= Civil Auto Liability =

Civil Auto Liability (Răspundere Civilă Auto) is a Romanian motor-vehicle liability insurance policy that covers damages caused to third parties. This insurance is legally mandatory for any motor vehicle owner in Romania. The insurance policy Răspundere Civilă Auto it is also known as RCA.
In case of an accident this insurance policy covers repair costs incurred by the party determined to not be at fault.

==Regulation==
Governed by Ordinance CSA no. 11/2007, RCA insurance is issued as a certificate confirming payment and coverage period rather than a traditional contract. The policy is mandatory and must include a vignette and international insurance document (Green Card).

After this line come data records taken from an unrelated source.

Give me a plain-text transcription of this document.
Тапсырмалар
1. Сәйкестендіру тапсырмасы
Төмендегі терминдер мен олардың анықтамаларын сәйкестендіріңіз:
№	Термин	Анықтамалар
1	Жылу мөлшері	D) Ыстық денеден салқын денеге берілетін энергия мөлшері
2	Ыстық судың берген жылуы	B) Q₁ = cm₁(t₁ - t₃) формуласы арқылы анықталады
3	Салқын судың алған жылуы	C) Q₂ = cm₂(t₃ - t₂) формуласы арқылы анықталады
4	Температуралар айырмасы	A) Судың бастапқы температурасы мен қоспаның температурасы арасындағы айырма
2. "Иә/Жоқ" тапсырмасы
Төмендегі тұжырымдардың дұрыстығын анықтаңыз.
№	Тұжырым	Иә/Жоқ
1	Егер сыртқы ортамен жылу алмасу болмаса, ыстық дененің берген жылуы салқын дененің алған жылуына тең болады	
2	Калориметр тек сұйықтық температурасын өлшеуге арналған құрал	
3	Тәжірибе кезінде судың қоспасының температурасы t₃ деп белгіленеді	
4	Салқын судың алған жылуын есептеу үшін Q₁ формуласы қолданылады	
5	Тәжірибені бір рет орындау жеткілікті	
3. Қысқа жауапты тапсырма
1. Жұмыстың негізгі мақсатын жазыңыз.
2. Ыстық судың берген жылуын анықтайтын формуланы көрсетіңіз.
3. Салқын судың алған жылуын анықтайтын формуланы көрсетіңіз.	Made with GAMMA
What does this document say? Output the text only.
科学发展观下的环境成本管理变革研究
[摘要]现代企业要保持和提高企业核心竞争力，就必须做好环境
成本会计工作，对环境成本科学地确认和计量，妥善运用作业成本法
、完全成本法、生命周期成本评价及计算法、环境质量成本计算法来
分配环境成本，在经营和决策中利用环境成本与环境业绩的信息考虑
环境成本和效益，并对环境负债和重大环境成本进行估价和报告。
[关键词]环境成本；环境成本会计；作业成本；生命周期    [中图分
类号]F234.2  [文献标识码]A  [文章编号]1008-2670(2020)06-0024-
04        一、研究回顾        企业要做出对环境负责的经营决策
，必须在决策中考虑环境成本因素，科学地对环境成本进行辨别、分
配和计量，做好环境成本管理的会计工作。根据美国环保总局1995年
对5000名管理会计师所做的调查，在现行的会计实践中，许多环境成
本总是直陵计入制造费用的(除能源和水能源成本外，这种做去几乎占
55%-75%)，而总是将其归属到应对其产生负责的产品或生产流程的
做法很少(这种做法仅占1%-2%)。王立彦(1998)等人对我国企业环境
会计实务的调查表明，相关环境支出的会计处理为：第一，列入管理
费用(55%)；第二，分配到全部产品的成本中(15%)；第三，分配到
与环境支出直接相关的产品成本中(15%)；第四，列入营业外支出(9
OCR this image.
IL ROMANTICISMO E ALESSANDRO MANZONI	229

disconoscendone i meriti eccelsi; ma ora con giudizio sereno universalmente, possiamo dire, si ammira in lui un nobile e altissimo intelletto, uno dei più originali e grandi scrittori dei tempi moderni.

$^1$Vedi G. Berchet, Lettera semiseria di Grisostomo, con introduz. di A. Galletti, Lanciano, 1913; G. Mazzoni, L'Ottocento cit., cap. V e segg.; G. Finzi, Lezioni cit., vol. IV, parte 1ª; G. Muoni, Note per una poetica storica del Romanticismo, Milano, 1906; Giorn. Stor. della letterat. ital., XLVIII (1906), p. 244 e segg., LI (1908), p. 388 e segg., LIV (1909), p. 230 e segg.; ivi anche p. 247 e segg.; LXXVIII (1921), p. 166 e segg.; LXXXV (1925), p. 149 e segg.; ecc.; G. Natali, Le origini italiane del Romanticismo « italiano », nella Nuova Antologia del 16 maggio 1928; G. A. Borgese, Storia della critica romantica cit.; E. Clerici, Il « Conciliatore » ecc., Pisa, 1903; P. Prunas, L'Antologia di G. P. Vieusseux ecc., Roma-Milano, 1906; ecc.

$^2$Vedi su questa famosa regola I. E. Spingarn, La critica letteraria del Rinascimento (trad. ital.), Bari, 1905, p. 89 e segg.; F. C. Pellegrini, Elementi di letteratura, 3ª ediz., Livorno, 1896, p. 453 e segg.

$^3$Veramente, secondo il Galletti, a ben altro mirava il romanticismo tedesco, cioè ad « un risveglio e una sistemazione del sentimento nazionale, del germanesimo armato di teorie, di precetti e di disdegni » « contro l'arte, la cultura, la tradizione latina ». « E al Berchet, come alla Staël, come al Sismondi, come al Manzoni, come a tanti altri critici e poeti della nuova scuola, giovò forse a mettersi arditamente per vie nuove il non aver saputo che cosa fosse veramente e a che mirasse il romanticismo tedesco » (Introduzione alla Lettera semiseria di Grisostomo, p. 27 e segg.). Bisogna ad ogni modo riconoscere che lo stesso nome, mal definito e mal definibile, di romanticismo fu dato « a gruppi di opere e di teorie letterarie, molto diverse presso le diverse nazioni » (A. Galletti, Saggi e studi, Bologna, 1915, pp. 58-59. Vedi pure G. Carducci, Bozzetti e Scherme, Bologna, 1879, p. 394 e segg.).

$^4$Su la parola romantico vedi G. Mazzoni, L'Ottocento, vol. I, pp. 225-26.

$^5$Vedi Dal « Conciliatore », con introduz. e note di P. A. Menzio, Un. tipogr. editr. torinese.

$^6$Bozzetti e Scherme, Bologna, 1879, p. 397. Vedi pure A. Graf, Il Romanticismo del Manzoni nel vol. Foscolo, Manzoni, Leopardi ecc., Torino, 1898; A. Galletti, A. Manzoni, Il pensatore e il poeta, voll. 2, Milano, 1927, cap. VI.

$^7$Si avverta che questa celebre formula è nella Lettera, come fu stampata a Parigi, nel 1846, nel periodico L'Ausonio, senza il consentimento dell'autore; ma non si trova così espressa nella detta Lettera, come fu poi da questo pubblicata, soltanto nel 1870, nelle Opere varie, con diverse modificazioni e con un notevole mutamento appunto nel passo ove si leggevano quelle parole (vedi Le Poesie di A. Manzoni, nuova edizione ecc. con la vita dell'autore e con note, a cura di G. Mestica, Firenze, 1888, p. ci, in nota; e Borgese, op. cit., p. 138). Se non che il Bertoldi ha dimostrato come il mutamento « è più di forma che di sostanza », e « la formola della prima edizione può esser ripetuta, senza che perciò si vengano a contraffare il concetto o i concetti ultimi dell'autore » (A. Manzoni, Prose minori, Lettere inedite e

Effective from January 1, 2008, the vignette must be displayed on the upper right corner of the windshield. RCA policies are valid for six or twelve months and also for vehicles with temporary registration plates.

==Coverage==
The insurance coverage includes a maximum compensation limit for material damages of up to €150,000 in 2008 and €300,000 in 2009, and up to €750,000 for bodily injuries and deaths in 2008 and €1,500,000 in 2009. Coverage starts 48 hours after payment, with exceptions for newly purchased vehicles or policy renewals. Since 2007, premiums are also applicable for trailers and semi-trailers.